Recent hotel fires in and around Atlantic City, Price's recent experience of designing the all-concrete Jacob Reed store in Philadelphia, and a steel strike in the fall of 1905 influenced Price's choice of reinforced concrete for the tower. It opened in 1906.

It was not the first reinforced concrete hotel in the world, as French concrete pioneer François Hennebique had designed the Imperial Palace Hotel in Nice five years previously. But it was the largest reinforced concrete building in the world. The hotel’s Spanish and Moorish themes, capped off with its signature dome and chimneys, represented a step forward from other hotels that had a classically designed influence.
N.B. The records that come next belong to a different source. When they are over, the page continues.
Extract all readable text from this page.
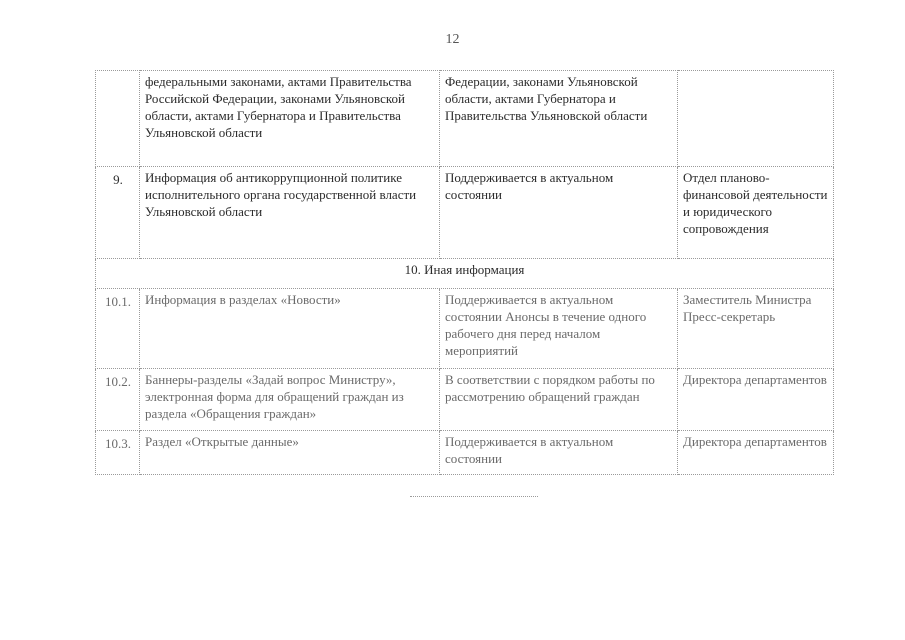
12
	федеральными законами, актами Правительства Российской Федерации, законами Ульяновской области, актами Губернатора и Правительства Ульяновской области	Федерации, законами Ульяновской области, актами Губернатора и Правительства Ульяновской области	
9.	Информация об антикоррупционной политике исполнительного органа государственной власти Ульяновской области	Поддерживается в актуальном состоянии	Отдел планово-финансовой деятельности и юридического сопровождения
10. Иная информация			
10.1.	Информация в разделах «Новости»	Поддерживается в актуальном состоянии Анонсы в течение одного рабочего дня перед началом мероприятий	Заместитель Министра Пресс-секретарь
10.2.	Баннеры-разделы «Задай вопрос Министру», электронная форма для обращений граждан из раздела «Обращения граждан»	В соответствии с порядком работы по рассмотрению обращений граждан	Директора департаментов
10.3.	Раздел «Открытые данные»	Поддерживается в актуальном состоянии	Директора департаментов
In 1916, Winston Churchill was a guest of the hotel.

In 1977 Reese Palley and local attorney and businessman Martin Blatt bought the Marlborough-Blenheim and planned to preserve the Blenheim half of the hotel, along with adjacent Dennis Hotel for his Park Place Casino. Palley was successful in getting the Blenheim part of the hotel placed on the National Register of Historic Buildings, while planning to raze the Marlborough to make way for a new modern hotel. Ten days later, he stepped aside when Bally Manufacturing purchased a controlling interest in the project. After Bally took control, they announced plans to raze the Marlborough-Blenheim and the adjacent Dennis Hotel, despite protests, to make way for the new "Bally's Park Place Casino and Hotel". However, in an effort to offset costs and get the casino opened as fast as they could they chose to keep the Dennis Hotel, which would serve as the temporary hotel for Bally's until a new tower was built.